Memory genuinely accumulates. Each session is slightly better than the last. The AI stops being a generic assistant and starts working with you — remembers your preferences, doesn’t repeat mistakes, adapts tone to your state.

Four layers — instructions, memory, skills, context — provide different kinds of adaptation. Instructions set the frame, memory stores nuances, skills ensure consistency, context provides fresh data. Together it works like an operating system that actually knows you.

What doesn’t:

Memory grows, and old rules start conflicting with new ones. You need periodic revision — like clearing out a drawer of instructions where half are outdated.

It requires effort from the user. The AI won’t learn on its own — you have to correct it, articulate what exactly went wrong. This isn’t passive personalization à la Netflix, where an algorithm figures things out for you. It’s collaborative work.

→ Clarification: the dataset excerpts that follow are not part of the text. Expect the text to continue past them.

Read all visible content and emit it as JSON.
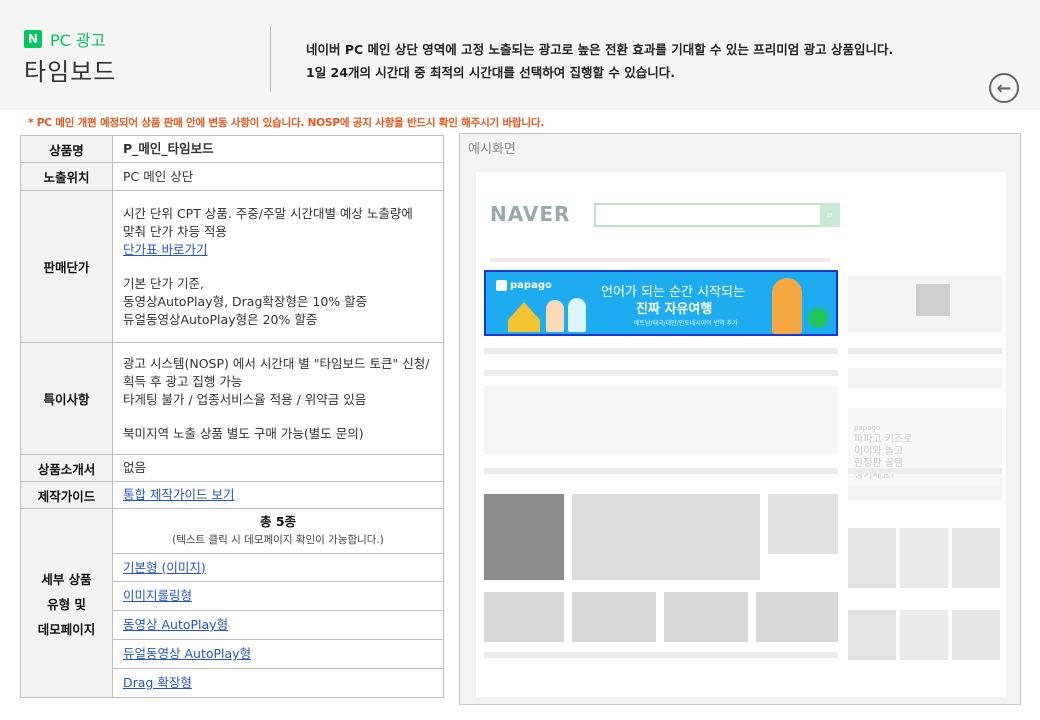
{
  "header": {
    "brand_logo": "N",
    "brand_label": "PC 광고",
    "product_name": "타임보드",
    "desc_line1": "네이버 PC 메인 상단 영역에 고정 노출되는 광고로 높은 전환 효과를 기대할 수 있는 프리미엄 광고 상품입니다.",
    "desc_line2": "1일 24개의 시간대 중 최적의 시간대를 선택하여 집행할 수 있습니다.",
    "back_icon": "circle-arrow-left-icon",
    "back_glyph": "←"
  },
  "notice": "* PC 메인 개편 예정되어 상품 판매 안에 변동 사항이 있습니다. NOSP에 공지 사항을 반드시 확인 해주시기 바랍니다.",
  "spec": {
    "name_label": "상품명",
    "name_value": "P_메인_타임보드",
    "position_label": "노출위치",
    "position_value": "PC 메인 상단",
    "price_label": "판매단가",
    "price_line1": "시간 단위 CPT 상품. 주중/주말 시간대별 예상 노출량에",
    "price_line2": "맞춰 단가 차등 적용",
    "price_link": "단가표 바로가기",
    "price_line3": "기본 단가 기준,",
    "price_line4": "동영상AutoPlay형, Drag확장형은 10% 할증",
    "price_line5": "듀얼동영상AutoPlay형은 20% 할증",
    "special_label": "특이사항",
    "special_line1": "광고 시스템(NOSP) 에서 시간대 별 \"타임보드 토큰\" 신청/",
    "special_line2": "획득 후 광고 집행 가능",
    "special_line3": "타게팅 불가 / 업종서비스율 적용 / 위약금 있음",
    "special_line4": "북미지역 노출 상품 별도 구매 가능(별도 문의)",
    "intro_label": "상품소개서",
    "intro_value": "없음",
    "guide_label": "제작가이드",
    "guide_link": "통합 제작가이드 보기",
    "types_label_1": "세부 상품",
    "types_label_2": "유형 및",
    "types_label_3": "데모페이지",
    "types_total": "총 5종",
    "types_hint": "(텍스트 클릭 시 데모페이지 확인이 가능합니다.)",
    "types": [
      "기본형 (이미지)",
      "이미지롤링형",
      "동영상 AutoPlay형",
      "듀얼동영상 AutoPlay형",
      "Drag 확장형"
    ]
  },
  "example": {
    "title": "예시화면",
    "logo": "NAVER",
    "search_icon": "search-icon",
    "search_glyph": "⌕",
    "ad_brand": "papago",
    "ad_line1": "언어가 되는 순간 시작되는",
    "ad_line2": "진짜 자유여행",
    "ad_line3": "베트남/태국/대만/인도네시아어 번역 추가",
    "side_brand": "papago",
    "side_line1": "파파고 키즈로",
    "side_line2": "이이와 놀고",
    "side_line3": "한정판 꿀템",
    "side_line4": "챙기세요!"
  },
  "colors": {
    "brand_green": "#03c75a",
    "notice_orange": "#e8551a",
    "link_blue": "#2255cc",
    "ad_border": "#1a35d6",
    "ad_bg": "#1dacf0"
  }
}
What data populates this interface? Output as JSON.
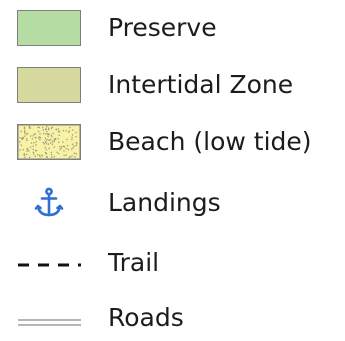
{
  "legend": {
    "items": [
      {
        "label": "Preserve",
        "icon": "preserve-swatch",
        "color": "#b5dca3"
      },
      {
        "label": "Intertidal Zone",
        "icon": "intertidal-swatch",
        "color": "#d6d99d"
      },
      {
        "label": "Beach (low tide)",
        "icon": "beach-swatch",
        "color": "#f7f2a6",
        "pattern_color": "#9c9a7d"
      },
      {
        "label": "Landings",
        "icon": "anchor-icon",
        "color": "#2f6fd6"
      },
      {
        "label": "Trail",
        "icon": "dashed-line-icon",
        "color": "#111111"
      },
      {
        "label": "Roads",
        "icon": "double-line-icon",
        "color": "#8a8a8a"
      }
    ]
  }
}
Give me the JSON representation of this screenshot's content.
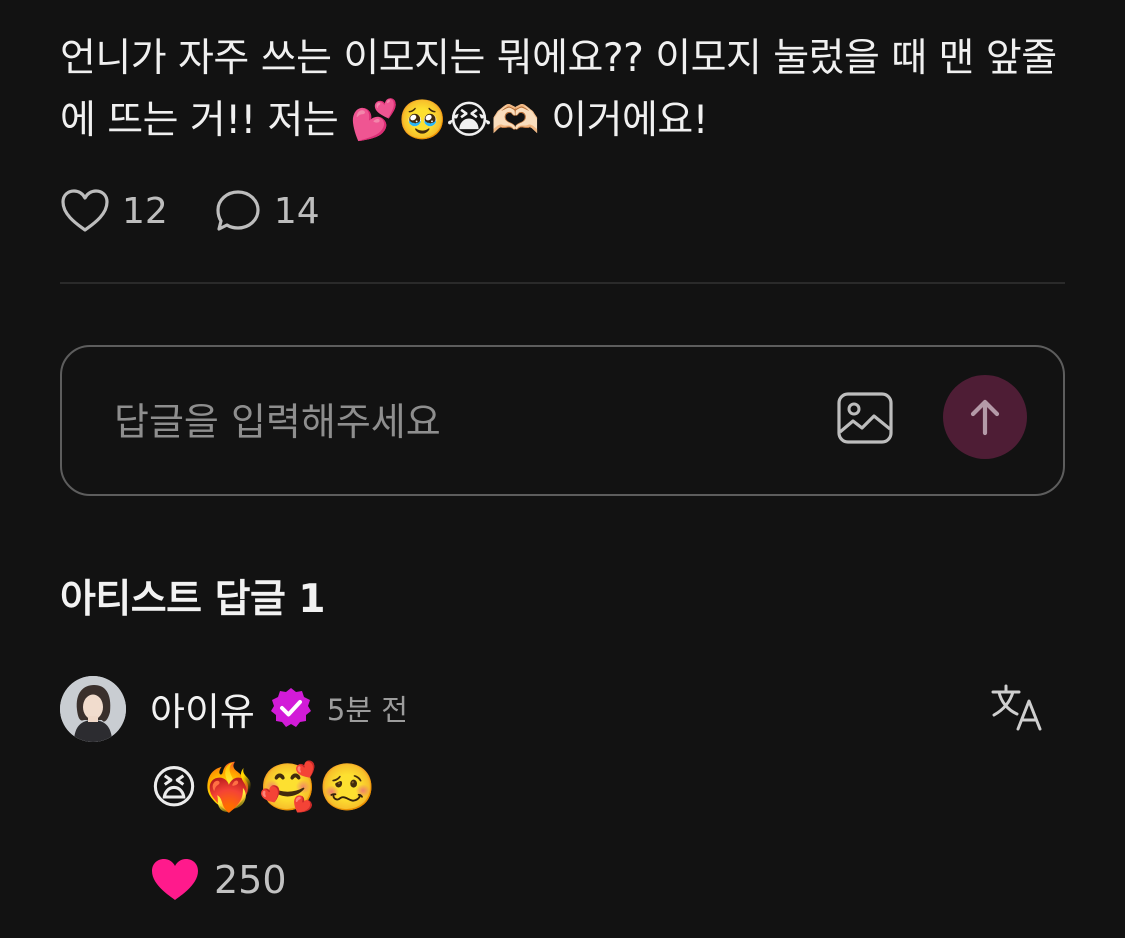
{
  "post": {
    "text": "언니가 자주 쓰는 이모지는 뭐에요?? 이모지 눌렀을 때 맨 앞줄에 뜨는 거!! 저는 💕🥹😭🫶🏻 이거에요!",
    "like_count": "12",
    "comment_count": "14"
  },
  "reply": {
    "placeholder": "답글을 입력해주세요"
  },
  "artist_replies": {
    "title": "아티스트 답글 1",
    "items": [
      {
        "author": "아이유",
        "time": "5분 전",
        "content": "😫❤️‍🔥🥰🥴",
        "like_count": "250"
      }
    ]
  },
  "icons": {
    "post_like": "heart-outline-icon",
    "post_comment": "comment-bubble-icon",
    "attach": "image-icon",
    "send": "arrow-up-icon",
    "verified": "verified-badge-icon",
    "translate": "translate-icon",
    "reply_like": "heart-filled-icon"
  },
  "colors": {
    "background": "#121212",
    "send_button": "#4e1d35",
    "verified_badge": "#d21bd8",
    "liked_heart": "#ff1a8c"
  }
}
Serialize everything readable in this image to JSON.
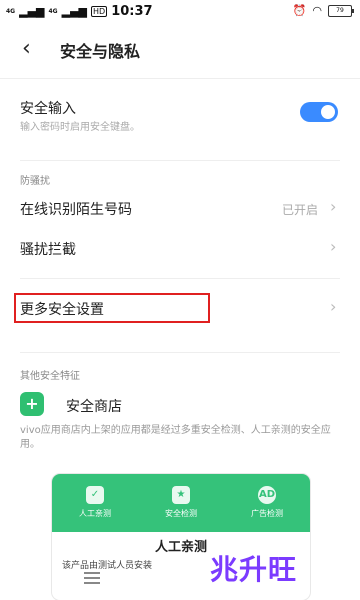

And the context window ceiling is real. All these files — instructions, memory, skills, today’s context — take up space. The more the system knows, the closer to the limit.


This isn’t a feature you can toggle on. It’s a practice you need to maintain. But the result is worth it: instead of an assistant that starts from zero every time, you get one that accumulates understanding. File by file, rule by rule, mistake by mistake.

This post was also written together with that same assistant. It remembers that I don’t like when it fills in the blanks, prefer narrative style over bullet points, and freely mix languages. It didn’t need to be reminded.